Whatever your thought process was behind the number of laid off employees you brought back, document it just as you would document your rationale for termination and layoff decisions to protect yourself against any potential discrimination claims. 

Communicate with laid off employees before bringing them back 

Check in with any team members you plan on hiring back from time to time during this period of unemployment. If you planned  for different scenarios and find yourself ready to rehire some of your team, feel free to ask them about their interest in returning.  But be cautious of promising employment in these uncertain times. 

With the $600 per week “replacement rate” provided by the CARES Act in addition to unemployment compensation, some of your employees may effectively be making more money than they did when they were employed, which means it may be difficult to rehire. 

Communicating with your team to get an understanding of who’s doing what will help you exponentially when building out your new team structure.

Are there any compliance risks when bringing back laid off employees?

As I said before, it’s very important to document your decision-making process when choosing who to bring back to your business to avoid any discrimination claims. On top of that, you also need to make sure you’re complying with any new federal, state, or local regulations on PPE usage, sanitization, occupancy, etc. not only for the sake of your customers, but also your employees. 

It’s general best practice to have laid off employees re-complete new hire paperwork when being rehired to ensure that they have updated any tax information and signed the latest versions of any documents or policies within your company.  

With regards to the I-9 form, you can complete an entirely new one or complete section 3 on the employees earlier I-9 form, but you must do one or the other.

If for any reason you must decide to impose layoffs again after bringing your team back on, remember the requirements. If you have 100 or more employees, you may be required to give 60-days notice if you’re laying off 50 or more people under the Worker Adjustment and Retraining Notification (WARN) Act.

Read more about potential WARN Act requirements here. Many states have their own state specific WARN acts with differing requirements. Be sure to review the requirements in your state.

Additionally, with the impact of COVID-19, some states such as California have modified their WARN requirements to be more favorable for employers who need to move quickly and may not be able to adhere to the required notice periods.

How do I boost morale after bringing back my team? 

Maintaining a good workplace culture might be a little difficult after bringing back previously laid off employees.
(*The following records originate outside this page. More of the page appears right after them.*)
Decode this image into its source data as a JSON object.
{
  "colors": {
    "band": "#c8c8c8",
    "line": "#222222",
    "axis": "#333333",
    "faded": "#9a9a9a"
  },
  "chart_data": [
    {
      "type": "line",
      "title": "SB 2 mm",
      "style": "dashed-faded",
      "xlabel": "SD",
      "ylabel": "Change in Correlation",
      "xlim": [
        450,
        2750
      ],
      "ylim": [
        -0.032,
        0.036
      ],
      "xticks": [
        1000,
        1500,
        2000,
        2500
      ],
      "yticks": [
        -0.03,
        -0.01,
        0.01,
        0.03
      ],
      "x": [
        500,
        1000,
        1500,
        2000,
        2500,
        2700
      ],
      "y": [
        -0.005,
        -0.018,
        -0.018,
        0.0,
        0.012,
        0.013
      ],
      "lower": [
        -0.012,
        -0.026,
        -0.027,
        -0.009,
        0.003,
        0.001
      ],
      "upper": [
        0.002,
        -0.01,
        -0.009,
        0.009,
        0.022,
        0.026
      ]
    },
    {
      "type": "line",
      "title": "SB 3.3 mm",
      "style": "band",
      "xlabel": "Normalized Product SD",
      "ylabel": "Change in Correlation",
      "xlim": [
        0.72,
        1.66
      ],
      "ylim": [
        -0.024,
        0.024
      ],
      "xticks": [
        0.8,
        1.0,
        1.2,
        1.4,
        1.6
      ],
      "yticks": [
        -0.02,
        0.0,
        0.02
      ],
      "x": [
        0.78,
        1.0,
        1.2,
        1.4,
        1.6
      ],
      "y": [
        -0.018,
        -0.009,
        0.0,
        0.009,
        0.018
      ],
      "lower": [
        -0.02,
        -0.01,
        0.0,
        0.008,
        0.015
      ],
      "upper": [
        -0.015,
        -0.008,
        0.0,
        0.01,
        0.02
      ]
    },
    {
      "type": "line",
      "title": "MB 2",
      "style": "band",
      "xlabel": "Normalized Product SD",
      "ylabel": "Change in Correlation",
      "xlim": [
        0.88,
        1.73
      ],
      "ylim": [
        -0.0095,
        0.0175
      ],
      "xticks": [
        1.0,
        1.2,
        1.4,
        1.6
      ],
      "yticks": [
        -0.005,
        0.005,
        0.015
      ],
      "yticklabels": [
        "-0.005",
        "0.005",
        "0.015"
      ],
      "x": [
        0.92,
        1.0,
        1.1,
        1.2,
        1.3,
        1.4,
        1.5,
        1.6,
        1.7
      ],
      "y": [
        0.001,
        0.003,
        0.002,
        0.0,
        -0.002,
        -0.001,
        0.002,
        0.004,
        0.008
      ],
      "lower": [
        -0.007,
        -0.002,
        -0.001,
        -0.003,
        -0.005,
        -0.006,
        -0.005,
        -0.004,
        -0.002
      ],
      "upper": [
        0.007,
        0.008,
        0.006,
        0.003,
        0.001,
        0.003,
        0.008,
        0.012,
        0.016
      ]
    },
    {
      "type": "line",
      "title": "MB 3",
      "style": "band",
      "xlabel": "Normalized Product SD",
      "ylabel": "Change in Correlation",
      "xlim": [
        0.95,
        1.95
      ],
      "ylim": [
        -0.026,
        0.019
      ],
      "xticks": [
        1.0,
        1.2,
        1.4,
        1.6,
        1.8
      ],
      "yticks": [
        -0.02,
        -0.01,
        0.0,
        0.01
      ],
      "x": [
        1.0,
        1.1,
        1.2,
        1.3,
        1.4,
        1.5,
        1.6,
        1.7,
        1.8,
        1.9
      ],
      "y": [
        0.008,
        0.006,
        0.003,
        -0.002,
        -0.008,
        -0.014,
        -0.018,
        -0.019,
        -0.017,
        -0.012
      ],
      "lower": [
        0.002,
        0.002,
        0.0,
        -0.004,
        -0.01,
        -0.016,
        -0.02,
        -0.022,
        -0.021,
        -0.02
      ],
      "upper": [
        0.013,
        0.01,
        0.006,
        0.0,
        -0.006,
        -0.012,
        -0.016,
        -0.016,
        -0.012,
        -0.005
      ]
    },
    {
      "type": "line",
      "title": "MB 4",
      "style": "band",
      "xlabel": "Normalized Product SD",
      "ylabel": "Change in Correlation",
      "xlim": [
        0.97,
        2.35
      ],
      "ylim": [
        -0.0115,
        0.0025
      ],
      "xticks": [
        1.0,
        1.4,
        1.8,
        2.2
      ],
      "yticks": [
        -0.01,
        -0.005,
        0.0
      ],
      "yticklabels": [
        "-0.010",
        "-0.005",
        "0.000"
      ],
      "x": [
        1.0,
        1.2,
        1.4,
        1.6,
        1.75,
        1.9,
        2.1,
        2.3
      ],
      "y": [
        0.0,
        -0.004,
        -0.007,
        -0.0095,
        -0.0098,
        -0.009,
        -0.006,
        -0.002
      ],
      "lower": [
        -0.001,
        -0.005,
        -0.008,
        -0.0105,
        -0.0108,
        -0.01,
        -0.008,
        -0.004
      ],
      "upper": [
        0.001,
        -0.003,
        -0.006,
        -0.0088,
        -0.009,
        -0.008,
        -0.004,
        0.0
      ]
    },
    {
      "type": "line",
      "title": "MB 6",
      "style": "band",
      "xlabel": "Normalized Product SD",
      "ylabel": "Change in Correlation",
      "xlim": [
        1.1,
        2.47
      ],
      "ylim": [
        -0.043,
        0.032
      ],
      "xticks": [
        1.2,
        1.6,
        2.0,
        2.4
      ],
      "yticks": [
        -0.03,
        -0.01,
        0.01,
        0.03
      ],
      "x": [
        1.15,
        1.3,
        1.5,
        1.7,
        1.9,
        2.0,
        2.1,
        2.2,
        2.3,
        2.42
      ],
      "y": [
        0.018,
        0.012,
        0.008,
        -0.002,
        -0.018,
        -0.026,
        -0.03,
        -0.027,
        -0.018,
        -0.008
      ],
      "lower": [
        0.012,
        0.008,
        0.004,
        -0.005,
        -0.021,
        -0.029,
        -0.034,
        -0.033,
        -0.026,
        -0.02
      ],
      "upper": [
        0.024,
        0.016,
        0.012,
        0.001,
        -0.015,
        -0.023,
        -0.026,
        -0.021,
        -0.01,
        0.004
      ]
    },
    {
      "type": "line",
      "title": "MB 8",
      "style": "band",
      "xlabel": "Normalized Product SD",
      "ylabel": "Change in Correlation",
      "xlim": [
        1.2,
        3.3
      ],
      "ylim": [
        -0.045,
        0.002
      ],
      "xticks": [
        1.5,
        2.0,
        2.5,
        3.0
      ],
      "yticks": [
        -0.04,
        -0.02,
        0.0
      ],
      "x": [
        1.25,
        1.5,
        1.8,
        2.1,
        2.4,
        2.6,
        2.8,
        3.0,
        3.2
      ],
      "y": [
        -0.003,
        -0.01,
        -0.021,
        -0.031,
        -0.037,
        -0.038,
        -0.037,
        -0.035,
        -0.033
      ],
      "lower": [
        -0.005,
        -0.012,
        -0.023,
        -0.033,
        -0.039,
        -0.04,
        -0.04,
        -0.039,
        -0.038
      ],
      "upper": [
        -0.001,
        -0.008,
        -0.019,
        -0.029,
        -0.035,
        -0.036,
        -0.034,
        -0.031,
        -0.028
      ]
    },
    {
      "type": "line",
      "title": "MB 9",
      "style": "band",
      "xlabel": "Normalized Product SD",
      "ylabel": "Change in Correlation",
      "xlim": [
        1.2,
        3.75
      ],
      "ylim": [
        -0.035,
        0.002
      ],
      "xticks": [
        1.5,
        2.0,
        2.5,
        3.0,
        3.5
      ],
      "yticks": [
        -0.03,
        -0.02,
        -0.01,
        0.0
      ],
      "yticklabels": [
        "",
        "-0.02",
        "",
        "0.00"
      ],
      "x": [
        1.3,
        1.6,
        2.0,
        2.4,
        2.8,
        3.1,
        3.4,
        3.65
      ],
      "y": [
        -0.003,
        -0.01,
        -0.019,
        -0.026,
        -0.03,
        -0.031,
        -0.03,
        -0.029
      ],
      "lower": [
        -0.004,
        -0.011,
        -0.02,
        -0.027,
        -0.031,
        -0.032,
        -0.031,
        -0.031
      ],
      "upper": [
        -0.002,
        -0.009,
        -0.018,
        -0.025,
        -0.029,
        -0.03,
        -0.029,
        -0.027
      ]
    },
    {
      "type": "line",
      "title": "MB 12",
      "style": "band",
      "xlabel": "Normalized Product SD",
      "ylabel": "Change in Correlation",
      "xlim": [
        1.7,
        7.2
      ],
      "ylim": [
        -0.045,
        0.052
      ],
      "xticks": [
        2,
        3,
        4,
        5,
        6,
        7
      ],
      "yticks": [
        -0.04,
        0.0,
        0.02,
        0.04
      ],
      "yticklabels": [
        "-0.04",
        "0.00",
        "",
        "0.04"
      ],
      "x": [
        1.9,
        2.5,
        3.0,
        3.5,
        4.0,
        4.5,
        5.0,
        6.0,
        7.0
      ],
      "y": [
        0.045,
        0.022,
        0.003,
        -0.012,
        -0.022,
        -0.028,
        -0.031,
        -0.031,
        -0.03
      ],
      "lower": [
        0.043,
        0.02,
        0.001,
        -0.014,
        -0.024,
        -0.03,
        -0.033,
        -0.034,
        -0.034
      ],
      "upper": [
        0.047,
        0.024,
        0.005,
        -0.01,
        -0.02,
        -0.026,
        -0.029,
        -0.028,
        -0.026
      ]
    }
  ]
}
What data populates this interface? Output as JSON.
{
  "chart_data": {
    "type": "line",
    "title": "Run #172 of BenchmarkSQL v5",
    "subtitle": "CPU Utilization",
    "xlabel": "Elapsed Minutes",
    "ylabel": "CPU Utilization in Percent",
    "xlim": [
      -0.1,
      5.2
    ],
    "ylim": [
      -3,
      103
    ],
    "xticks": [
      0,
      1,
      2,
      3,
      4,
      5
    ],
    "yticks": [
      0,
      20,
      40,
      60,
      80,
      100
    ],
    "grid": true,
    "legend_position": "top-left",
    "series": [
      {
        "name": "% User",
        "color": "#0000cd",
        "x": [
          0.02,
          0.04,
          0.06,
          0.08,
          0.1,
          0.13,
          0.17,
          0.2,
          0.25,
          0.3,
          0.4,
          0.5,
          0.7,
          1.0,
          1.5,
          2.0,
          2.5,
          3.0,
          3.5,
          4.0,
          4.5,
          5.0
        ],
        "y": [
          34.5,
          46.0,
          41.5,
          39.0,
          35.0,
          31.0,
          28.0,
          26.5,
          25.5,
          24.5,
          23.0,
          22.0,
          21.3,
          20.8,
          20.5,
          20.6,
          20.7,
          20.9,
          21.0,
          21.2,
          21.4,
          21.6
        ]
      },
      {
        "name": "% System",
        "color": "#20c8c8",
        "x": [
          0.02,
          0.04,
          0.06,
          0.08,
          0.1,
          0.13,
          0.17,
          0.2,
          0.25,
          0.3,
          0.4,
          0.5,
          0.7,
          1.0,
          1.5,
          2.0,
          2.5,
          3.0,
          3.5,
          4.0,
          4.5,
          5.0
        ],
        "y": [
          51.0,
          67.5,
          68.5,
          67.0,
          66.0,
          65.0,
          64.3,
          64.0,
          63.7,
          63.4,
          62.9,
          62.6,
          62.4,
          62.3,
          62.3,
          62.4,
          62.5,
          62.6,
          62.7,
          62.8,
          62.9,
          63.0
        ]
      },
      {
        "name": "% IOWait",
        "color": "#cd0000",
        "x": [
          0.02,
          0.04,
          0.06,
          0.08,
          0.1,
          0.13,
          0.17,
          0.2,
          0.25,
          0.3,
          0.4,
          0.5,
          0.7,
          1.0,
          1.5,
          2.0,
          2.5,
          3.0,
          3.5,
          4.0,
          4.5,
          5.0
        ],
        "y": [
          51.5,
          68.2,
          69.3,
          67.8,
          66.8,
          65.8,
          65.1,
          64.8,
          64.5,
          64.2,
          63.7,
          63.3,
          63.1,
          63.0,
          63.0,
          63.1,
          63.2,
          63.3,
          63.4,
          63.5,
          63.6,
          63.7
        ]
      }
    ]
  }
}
The first step: find your sense of purpose. Define a vision for your organization and customers in the post-COVID world. Make sure to rally all employees around that new vision.

Once you have your sense of purpose, train your team. Train them not only on that purpose, but also on all of your new policies. Getting them up to speed on your new normal as quickly as possible is key to instilling confidence. 

Don’t overwork your team because you’re afraid of hiring too many people. An overworked team could feel as if you are taking advantage of them, and that sense of community could be shattered. Take a realistic view of who you actually need to make things run smoothly and efficiently. 

After your team feels trained and confident in their roles, celebrate! Everyone will most likely be excited to be back together and working again. Gather your employees and give them a chance to share their shelter-in-place experiences, challenges, and stories. Celebrate your successes, big and small. 

Transparency is the best way to avoid any tension that might come with rehiring some of your employees. Employees understand  that as a business you need to balance caution with optimism and planning.

It is important that they know that you used objective criteria to determine the best reopening route to meet the needs of your business, as well as their needs as employees.